Pfarrer Thomas Markert

Pfarrer Thomas Markert

Chaos-Typ oder Ordnungsfreak? Zu welcher Gattung Mensch gehören Sie? Ich gehöre ganz klar auf die Seite Ordnungsfreak. Der Schreibtisch muss frei sein, die rumliegenden Zeitungen wenigstens zum Stapel geordnet und das Chaos in der Küche zumindest halbwegs im Griff. Vorher kann ich nicht kreativ sein. Und gerade heute, wo die Andacht für den Pließnitzkurier dran ist, warten wir auf einen neuen Herd. Und warten. Warten immer noch. Schränke beiseite gerutscht, die Tische liegen voll mit Krimskrams, Werkzeug, Holzverblendungen stehen im Weg, kaum noch Platz für eine Kaffeetasse – für mich ein denkbar ungünstiges Umgebungsbild für kreative Gedanken und Aufgaben. Kann ich vielleicht einfach über das Durcheinander hinwegsehen? Die Ungeduld ausblenden? Küchentür zu und dann geht es los?

Ich spule innerlich nach vorn, Richtung Weihnachten. Weihnachtsandacht! Und habe den Eindruck, dass mich und viele da auch so eine Sehnsucht nach Ordnung antreibt: Weihnachten, das ist der Moment wo alles geschafft ist. Advent ist dafür der lange Erledigungsanlauf. Und bis zum Nachmittag des Heilig Abend muss alles erledigt, aufgeräumt, organisiert und abgearbeitet sein. Der Heilige Abend als der Abend im Jahr, an dem endlich einmal alles geschafft ist. Gedanken und Hände ausruhen, nichts mehr offen, den Dingen ab jetzt wenigstens für ein paar Tage ihren freien Lauf lassen, und es ist gut so. Wenigstens dieses eine Mal. Tief durchatmen. Alles sacken lassen. Ja. Und jetzt? Ähm. Naja… Die eingearbeitete Zeit bewusst und neu und anders füllen? Die  gewohnten Bahnen einfach mal verlassen? Gar nicht so leicht: Sich einfach mal hinsetzen und nichtstuend eine gute CD anhören; wirklich Zeit haben für die Kinder, damit sie mit dem geschenkten Spielzeug nicht nur sich selbst überlassen sind; sich auf‘s Sofa pflanzen mit einem guten Buch, für eine, zwei, sogar drei Stunden; die frohe Weihnachtsbotschaft ganz gezielt in einem Gottesdienst suchen und finden; eine Brise Zeit zum Beten haben – einfach mal so und zugleich ganz beabsichtigt – Danken für den Frieden hier und die Bewahrung der Familie, Gott auch das Schwere anvertrauen und die Kinder und die Menschen, die uns am Herzen liegen; das eigene Leben auch innerlich einmal ganz aus den Händen legen. Ups, ist gar nicht so leicht, die eingearbeitete Zeit so neu und gezielt zu füllen. Sich dabei auch erfüllen zu lassen. Den Frieden der Weihnachtsgeschichte in das eigene Leben hinein wirken lassen.
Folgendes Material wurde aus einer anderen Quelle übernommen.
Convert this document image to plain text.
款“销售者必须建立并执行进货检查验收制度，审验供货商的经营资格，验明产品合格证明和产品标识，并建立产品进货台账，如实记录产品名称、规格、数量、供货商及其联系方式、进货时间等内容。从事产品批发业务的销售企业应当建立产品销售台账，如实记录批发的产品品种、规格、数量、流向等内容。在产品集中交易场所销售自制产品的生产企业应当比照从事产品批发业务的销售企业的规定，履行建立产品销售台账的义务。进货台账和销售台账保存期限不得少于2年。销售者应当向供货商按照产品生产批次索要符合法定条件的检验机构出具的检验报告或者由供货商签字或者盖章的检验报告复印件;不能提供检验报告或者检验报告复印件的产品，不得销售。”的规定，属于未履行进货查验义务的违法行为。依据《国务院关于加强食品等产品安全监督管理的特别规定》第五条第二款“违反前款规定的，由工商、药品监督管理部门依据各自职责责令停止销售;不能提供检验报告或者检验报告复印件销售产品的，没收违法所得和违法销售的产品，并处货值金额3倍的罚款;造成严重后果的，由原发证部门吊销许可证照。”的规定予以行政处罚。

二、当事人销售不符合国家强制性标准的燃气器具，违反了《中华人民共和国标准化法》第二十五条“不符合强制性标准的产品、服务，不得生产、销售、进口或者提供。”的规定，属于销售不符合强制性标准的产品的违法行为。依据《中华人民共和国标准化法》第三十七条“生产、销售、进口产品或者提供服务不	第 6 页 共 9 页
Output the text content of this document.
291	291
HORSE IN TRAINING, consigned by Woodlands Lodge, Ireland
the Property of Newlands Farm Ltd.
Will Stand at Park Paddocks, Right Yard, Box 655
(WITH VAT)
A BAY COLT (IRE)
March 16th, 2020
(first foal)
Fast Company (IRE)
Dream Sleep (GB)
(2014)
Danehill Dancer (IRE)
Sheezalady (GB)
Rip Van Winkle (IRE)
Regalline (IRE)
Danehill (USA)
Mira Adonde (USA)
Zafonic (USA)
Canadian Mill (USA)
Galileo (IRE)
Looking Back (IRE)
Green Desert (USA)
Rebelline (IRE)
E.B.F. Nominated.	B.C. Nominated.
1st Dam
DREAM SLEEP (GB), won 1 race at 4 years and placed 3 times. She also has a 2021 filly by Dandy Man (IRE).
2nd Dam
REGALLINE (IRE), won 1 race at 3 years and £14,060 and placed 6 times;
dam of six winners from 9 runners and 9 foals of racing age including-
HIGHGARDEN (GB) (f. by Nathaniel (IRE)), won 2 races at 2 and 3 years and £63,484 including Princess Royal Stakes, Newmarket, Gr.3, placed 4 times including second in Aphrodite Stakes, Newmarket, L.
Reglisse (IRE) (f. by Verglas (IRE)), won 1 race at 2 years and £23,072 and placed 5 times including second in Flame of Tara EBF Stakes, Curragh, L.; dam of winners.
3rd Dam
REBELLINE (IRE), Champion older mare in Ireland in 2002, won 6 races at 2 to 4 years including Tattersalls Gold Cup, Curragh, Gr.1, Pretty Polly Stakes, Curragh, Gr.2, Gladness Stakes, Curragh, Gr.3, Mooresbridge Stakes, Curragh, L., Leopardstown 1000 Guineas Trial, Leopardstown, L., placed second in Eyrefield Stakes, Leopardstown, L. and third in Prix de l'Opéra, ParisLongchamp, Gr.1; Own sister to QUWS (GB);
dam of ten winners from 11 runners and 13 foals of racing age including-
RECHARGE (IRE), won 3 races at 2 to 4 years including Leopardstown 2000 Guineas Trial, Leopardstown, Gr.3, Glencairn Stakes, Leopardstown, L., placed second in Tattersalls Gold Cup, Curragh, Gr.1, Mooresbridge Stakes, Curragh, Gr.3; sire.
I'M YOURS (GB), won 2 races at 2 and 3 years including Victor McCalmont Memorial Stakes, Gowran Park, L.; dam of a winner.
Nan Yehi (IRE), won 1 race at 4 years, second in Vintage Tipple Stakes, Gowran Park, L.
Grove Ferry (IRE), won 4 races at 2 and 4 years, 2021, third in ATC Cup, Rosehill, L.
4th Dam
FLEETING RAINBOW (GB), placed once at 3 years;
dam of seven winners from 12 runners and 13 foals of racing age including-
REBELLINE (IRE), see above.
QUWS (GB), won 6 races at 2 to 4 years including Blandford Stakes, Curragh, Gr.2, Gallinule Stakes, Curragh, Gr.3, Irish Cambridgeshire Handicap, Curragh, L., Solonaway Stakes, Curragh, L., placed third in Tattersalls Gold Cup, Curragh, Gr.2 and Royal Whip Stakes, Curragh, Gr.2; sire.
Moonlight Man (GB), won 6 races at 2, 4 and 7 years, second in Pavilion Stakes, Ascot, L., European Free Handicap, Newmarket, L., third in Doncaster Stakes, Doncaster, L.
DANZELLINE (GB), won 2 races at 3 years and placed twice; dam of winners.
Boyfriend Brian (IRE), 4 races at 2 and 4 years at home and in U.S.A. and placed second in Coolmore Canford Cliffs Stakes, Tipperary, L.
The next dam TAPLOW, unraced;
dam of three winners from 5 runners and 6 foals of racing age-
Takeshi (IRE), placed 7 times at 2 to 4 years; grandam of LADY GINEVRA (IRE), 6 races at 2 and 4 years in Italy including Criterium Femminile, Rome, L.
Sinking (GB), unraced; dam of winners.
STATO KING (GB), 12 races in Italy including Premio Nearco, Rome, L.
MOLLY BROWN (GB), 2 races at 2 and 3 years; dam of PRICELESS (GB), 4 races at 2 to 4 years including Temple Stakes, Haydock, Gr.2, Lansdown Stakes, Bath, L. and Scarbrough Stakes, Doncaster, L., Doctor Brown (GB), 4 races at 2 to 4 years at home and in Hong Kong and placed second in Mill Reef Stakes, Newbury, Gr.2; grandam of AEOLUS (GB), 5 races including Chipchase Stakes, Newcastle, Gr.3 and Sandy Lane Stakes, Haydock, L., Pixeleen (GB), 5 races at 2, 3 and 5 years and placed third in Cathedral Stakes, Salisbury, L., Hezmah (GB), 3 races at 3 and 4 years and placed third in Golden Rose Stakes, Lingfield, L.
Kann man sowas üben? Könnte man das vielleicht sogar manchmal umkehren? Das Ordnungmachen immer mal an die zweite Stelle rücken und diese geschenkte Zeit, diese gottgefüllte Zeit nach vorn holen? Mit dem Vertrauen und dem Sich-beschenken-lassen schon anfangen, noch mitten im Durcheinander? Während ich auf unseren neuen Herd warte, mitten im Chaos, beginne ich mit dieser Weihnachstandacht. Und übe schon mal. Für Weihnachten. Für das neue Jahr. Für das Leben.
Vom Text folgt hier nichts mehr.